У Петкова были Меченый и бай Георгий. Все трое лишь молча кивнули капитану.
— Ешьте поплотнее и ступайте искать Кирчо, — распорядился Петков. — Если найдете, отправите Митко с разведкой, а сами пойдете в чету. Я с отцом Макарием и Георгием выеду в Княжевицкие колибы: туда к полудню должен прибыть подполковник Сосновский. В перестрелки не вступать.
Олексин никогда не видел воеводу таким суровым, но сразу понял, чего он опасается. Если разведка, которую нес Кирчо, попала к противнику, приходилось на ходу менять весь план похода, а времени уже не было.
— Кирчо скорее бы бросился в пропасть, — сказал Меченый.
— Найди, — отрезал Цеко Петков и протянул руку Олексину: — До встречи в чете, капитан.

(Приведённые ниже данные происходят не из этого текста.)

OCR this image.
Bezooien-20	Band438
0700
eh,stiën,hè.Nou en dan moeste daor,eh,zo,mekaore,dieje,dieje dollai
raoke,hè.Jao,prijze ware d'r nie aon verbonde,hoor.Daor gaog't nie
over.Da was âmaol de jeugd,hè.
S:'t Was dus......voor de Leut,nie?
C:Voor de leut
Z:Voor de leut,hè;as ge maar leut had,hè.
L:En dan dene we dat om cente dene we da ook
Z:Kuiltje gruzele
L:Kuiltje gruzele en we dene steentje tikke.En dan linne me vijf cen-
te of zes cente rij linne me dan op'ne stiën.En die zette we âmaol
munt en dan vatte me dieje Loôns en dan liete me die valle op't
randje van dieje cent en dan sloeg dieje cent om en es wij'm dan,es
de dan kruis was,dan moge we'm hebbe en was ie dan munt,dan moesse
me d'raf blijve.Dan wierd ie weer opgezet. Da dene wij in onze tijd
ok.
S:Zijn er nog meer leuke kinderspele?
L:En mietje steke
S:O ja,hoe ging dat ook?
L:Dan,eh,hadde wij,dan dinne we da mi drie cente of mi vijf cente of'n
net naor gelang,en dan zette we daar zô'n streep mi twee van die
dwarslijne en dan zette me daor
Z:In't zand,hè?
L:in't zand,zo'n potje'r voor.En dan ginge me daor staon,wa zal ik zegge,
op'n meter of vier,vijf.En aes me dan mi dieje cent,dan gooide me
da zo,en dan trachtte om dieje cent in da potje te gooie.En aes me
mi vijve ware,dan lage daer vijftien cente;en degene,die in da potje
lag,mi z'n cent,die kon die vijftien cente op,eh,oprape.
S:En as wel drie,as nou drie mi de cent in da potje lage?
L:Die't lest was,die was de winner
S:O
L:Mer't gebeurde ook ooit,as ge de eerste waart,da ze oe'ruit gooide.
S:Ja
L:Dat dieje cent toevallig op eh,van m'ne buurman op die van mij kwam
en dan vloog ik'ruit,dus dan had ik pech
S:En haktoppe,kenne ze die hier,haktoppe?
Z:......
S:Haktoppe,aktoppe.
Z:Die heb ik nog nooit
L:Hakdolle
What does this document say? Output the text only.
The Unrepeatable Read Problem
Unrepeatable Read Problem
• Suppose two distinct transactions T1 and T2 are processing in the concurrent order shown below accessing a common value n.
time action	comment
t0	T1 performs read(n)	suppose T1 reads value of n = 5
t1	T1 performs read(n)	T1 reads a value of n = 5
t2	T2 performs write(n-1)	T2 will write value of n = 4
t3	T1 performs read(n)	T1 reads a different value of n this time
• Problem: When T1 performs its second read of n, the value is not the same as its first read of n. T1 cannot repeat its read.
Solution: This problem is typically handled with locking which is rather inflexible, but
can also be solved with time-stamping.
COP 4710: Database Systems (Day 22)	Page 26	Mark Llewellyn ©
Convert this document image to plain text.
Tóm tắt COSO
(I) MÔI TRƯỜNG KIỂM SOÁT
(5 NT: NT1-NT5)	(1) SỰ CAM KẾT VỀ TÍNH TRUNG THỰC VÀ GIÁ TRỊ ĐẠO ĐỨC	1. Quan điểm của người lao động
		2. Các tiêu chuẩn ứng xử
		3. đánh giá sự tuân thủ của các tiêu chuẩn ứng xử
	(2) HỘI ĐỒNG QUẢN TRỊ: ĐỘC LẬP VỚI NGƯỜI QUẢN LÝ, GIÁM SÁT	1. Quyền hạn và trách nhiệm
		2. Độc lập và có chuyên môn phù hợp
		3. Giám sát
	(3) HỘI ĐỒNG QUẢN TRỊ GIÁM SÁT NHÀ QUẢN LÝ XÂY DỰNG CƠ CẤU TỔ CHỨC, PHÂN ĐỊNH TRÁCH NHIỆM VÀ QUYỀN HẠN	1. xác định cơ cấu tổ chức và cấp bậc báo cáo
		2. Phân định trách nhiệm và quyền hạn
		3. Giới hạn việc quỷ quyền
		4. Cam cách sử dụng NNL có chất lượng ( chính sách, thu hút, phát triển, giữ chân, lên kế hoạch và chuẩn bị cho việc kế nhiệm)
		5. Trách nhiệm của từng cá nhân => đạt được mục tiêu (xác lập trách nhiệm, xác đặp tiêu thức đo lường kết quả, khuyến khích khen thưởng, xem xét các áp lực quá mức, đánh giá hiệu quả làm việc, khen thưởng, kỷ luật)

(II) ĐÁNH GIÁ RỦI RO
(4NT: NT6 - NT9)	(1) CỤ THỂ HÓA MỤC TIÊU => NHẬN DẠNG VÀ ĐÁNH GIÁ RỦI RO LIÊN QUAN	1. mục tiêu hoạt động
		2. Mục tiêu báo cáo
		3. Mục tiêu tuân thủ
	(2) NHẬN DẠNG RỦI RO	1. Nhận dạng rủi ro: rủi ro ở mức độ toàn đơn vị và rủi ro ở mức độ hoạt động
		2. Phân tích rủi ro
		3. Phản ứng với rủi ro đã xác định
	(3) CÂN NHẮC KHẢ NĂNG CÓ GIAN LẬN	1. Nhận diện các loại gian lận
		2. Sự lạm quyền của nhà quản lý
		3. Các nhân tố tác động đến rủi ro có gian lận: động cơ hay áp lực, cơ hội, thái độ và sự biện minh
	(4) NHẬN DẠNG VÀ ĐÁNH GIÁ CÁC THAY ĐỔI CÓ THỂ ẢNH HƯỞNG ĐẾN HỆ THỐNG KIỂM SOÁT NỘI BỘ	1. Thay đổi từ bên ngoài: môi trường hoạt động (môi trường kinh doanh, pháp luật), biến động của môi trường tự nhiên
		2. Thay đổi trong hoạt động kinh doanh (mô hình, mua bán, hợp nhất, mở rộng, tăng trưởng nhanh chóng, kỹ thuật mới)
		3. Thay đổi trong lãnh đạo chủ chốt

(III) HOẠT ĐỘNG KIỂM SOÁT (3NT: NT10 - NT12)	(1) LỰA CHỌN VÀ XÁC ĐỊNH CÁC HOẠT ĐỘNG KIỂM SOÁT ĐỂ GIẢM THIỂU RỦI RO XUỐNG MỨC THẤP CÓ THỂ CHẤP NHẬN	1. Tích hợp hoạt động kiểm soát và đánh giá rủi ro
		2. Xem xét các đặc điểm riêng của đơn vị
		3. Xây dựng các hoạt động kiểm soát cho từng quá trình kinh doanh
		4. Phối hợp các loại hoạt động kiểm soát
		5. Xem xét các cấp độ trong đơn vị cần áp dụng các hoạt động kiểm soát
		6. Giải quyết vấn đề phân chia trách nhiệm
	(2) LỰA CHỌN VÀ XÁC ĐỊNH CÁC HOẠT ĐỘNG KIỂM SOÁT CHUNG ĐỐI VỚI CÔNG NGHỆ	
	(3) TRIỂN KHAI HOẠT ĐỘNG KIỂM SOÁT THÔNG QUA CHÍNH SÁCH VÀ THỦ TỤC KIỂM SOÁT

Когда вышли, чуть посветлело, перестал идти снег, но ветер по-прежнему яростно рвался с гор, сек лицо, не давал дышать. Митко шел впереди, утаптывая дорогу, и Гавриил никак не мог понять, по каким ориентирам гайдук находит заметенную тропу. Еще вчера, узнав, что Збигнев Отвиновский умудрился вторично пробраться к Цеко Петкову, он хотел подробнее расспросить о нем. Но разговор складывался по-иному, отец Макарий, воевода и бай Георгий обсуждали с капитаном пути движения колонн генерала Карцова, рассчитывали продовольствие и фураж, места лазаретов и перевалочных пунктов, потребное количество саней, волокуш, волов и буйволов. Он отложил расспросы до утра, а утро встретило таким неожиданным ударом, что сразу стало не до Отвиновского. Лучший, опытнейший гайдук четы не пришел в монастырь, имея при себе решающую разведку.
Заснеженная тропа круто поднималась в горы; с непривычки Гавриил задыхался, но внимательно смотрел по сторонам, надеясь заметить хоть какой-нибудь след. Вокруг было пустынно, от яростной белизны слезились глаза, и следы Кирчо, даже если он и добрался сюда, давно уже были занесены пушистым, всю ночь валившим снегом.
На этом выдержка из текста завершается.